Security considerations, however, are a major issue holding back the widespread adoption of cloud computing: many organisations are concerned about the confidentiality and integrity of their users' data when hosted in third-party public clouds. Today's cloud providers struggle to give strong security guarantees that user data belonging to cloud tenants will be protected "end-to-end", i.e. across the entire workflow of a complex cloud-hosted distributed application. This is a challenging problem because data protection policies associated with applications usually require the strict isolation of certain data while permitting the sharing of other data. As an example, consider a local council with two applications on the G-Cloud: one for calculating unemployment benefits and one for receiving parking ticket fines, with both applications relying on a shared electoral roll database. How can the local council guarantee that data related to unemployment benefits will never be exposed to the parking fine application, even though both applications share a database and the cloud platform?

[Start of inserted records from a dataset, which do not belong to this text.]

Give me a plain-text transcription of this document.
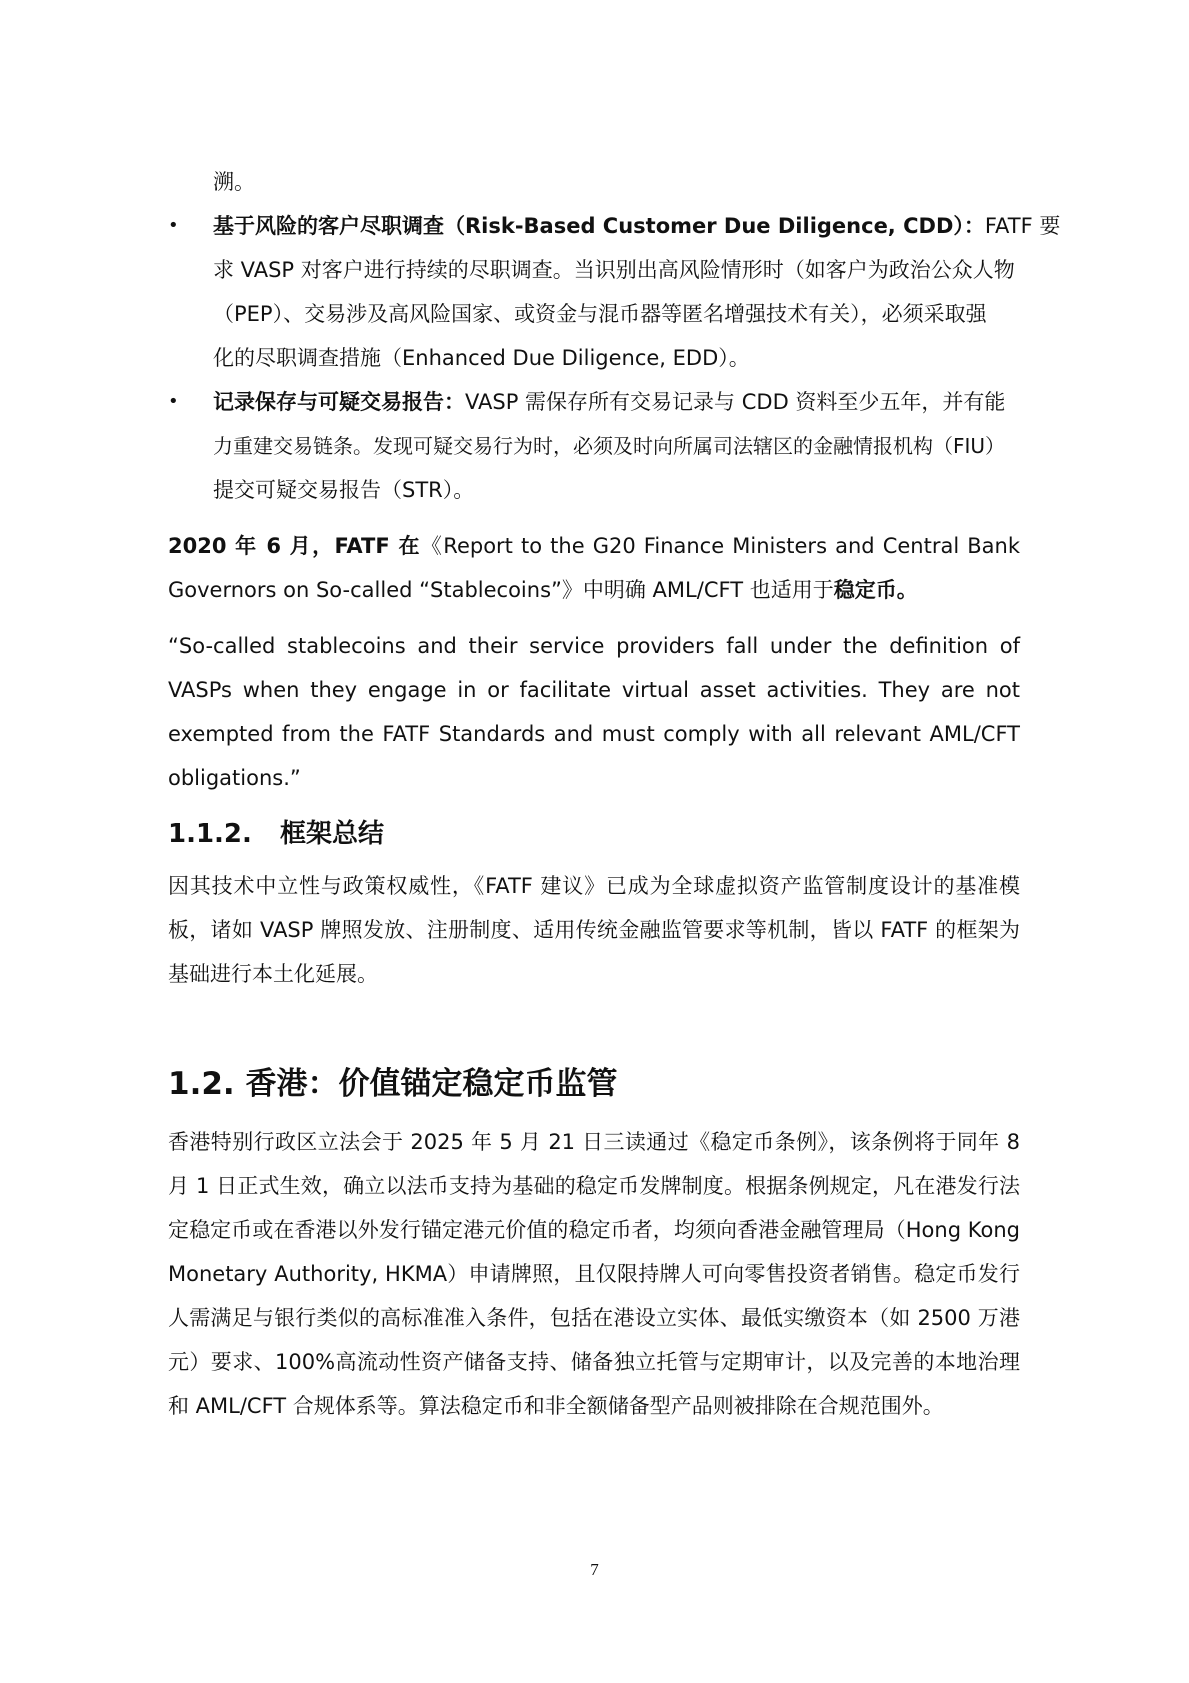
溯。
• 基于风险的客户尽职调查（Risk-Based Customer Due Diligence, CDD）：FATF 要
求 VASP 对客户进行持续的尽职调查。当识别出高风险情形时（如客户为政治公众人物
（PEP）、交易涉及高风险国家、或资金与混币器等匿名增强技术有关），必须采取强
化的尽职调查措施（Enhanced Due Diligence, EDD）。
• 记录保存与可疑交易报告：VASP 需保存所有交易记录与 CDD 资料至少五年，并有能
力重建交易链条。发现可疑交易行为时，必须及时向所属司法辖区的金融情报机构（FIU）
提交可疑交易报告（STR）。

2020 年 6 月，FATF 在《Report to the G20 Finance Ministers and Central Bank Governors on So-called “Stablecoins”》中明确 AML/CFT 也适用于稳定币。

“So-called stablecoins and their service providers fall under the definition of VASPs when they engage in or facilitate virtual asset activities. They are not exempted from the FATF Standards and must comply with all relevant AML/CFT obligations.”

1.1.2. 框架总结

因其技术中立性与政策权威性，《FATF 建议》已成为全球虚拟资产监管制度设计的基准模板，诸如 VASP 牌照发放、注册制度、适用传统金融监管要求等机制，皆以 FATF 的框架为基础进行本土化延展。

1.2. 香港：价值锚定稳定币监管

香港特别行政区立法会于 2025 年 5 月 21 日三读通过《稳定币条例》，该条例将于同年 8 月 1 日正式生效，确立以法币支持为基础的稳定币发牌制度。根据条例规定，凡在港发行法定稳定币或在香港以外发行锚定港元价值的稳定币者，均须向香港金融管理局（Hong Kong Monetary Authority, HKMA）申请牌照，且仅限持牌人可向零售投资者销售。稳定币发行人需满足与银行类似的高标准准入条件，包括在港设立实体、最低实缴资本（如 2500 万港元）要求、100%高流动性资产储备支持、储备独立托管与定期审计，以及完善的本地治理和 AML/CFT 合规体系等。算法稳定币和非全额储备型产品则被排除在合规范围外。

7
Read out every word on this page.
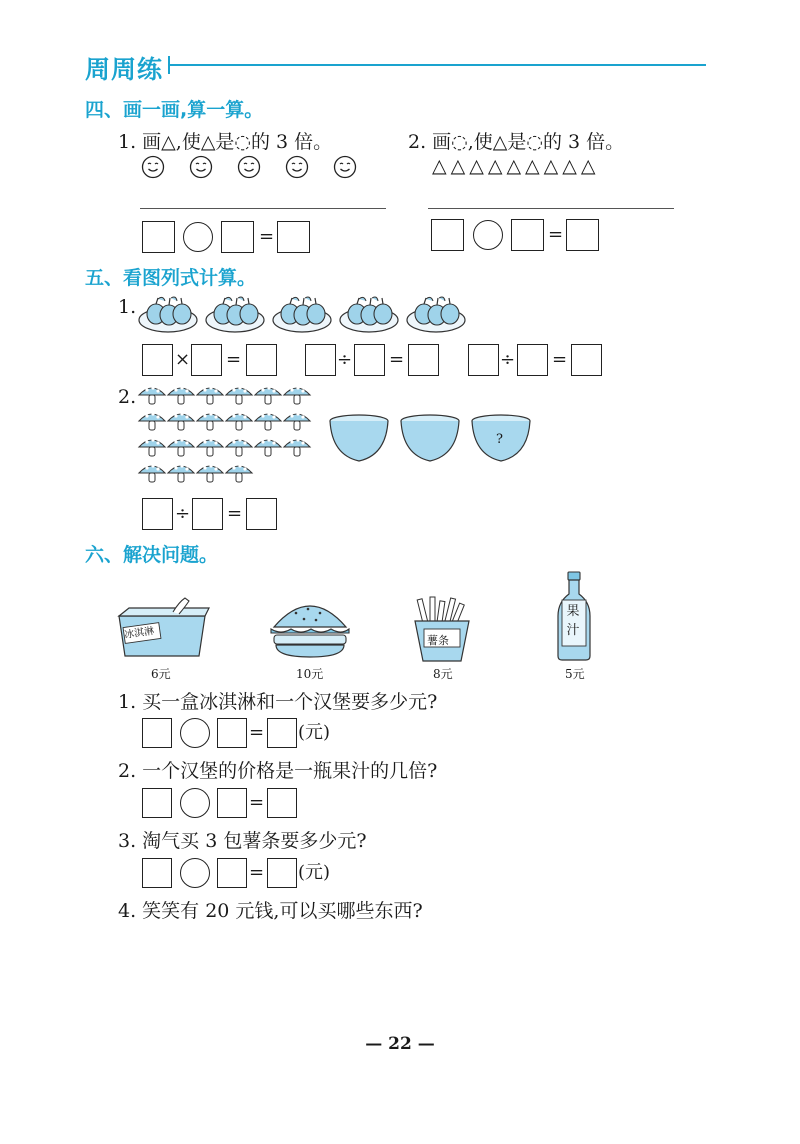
周周练
四、画一画,算一算。
1. 画△,使△是◌的 3 倍。	2. 画◌,使△是◌的 3 倍。
△△△△△△△△△
=	=
五、看图列式计算。
1.
× =	÷ =	÷ =
2.
?
÷ =
六、解决问题。
冰淇淋
6元	10元
薯条
8元
果汁
5元
1. 买一盒冰淇淋和一个汉堡要多少元?
= (元)
2. 一个汉堡的价格是一瓶果汁的几倍?
=
3. 淘气买 3 包薯条要多少元?
= (元)
4. 笑笑有 20 元钱,可以买哪些东西?
— 22 —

The focus of the CloudSafetNet project is to rethink fundamentally how platform-as-a-service (PaaS) clouds should handle security requirements of applications. The overall goal is to provide the CloudSafetyNet middleware, a novel PaaS platform that acts as a "safety net", protecting against security violations caused by implementation flaws in applications ("intra-tenant security") or vulnerabilities in the cloud platform itself ("inter-tenant security"). CloudSafetyNet follows a "data-centric" security model: the integrity and confidentiality of application data is protected according to data flow policies -- agreements between cloud tenants and the provider specifying the permitted and prohibited exchanges of data between application components. It will enforce data flow policies through multiple levels of security mechanisms following a "defence-in-depth" strategy: based on policies, it creates "data compartments" that contain one or more components and isolate user data. A small privileged kernel, which is part of the middleware and constitutes a trusted computing base (TCB), tracks the flow of data between compartments and prevents flows that would violate policies. Previously such information flow control (IFC) models have been used successfully to enhance programming language, operating system and web application security.

To make such a secure PaaS platform a reality, we plan to overcome a set of research challenges. We will explore how cloud application developers can express data-centric security policies that can be translated automatically into a set of data flow constraints in a distributed system. An open problem is how these constraints can be tied in with trusted enforcement mechanisms that exist in today's PaaS clouds. Addressing this will involve research into new lightweight isolation and sand-boxing techniques that allow the controlled execution of software components. In addition, we will advance software engineering methodology for secure cloud applications by developing new software architectures and design patterns that are compatible with compartmentalised data flow enforcement.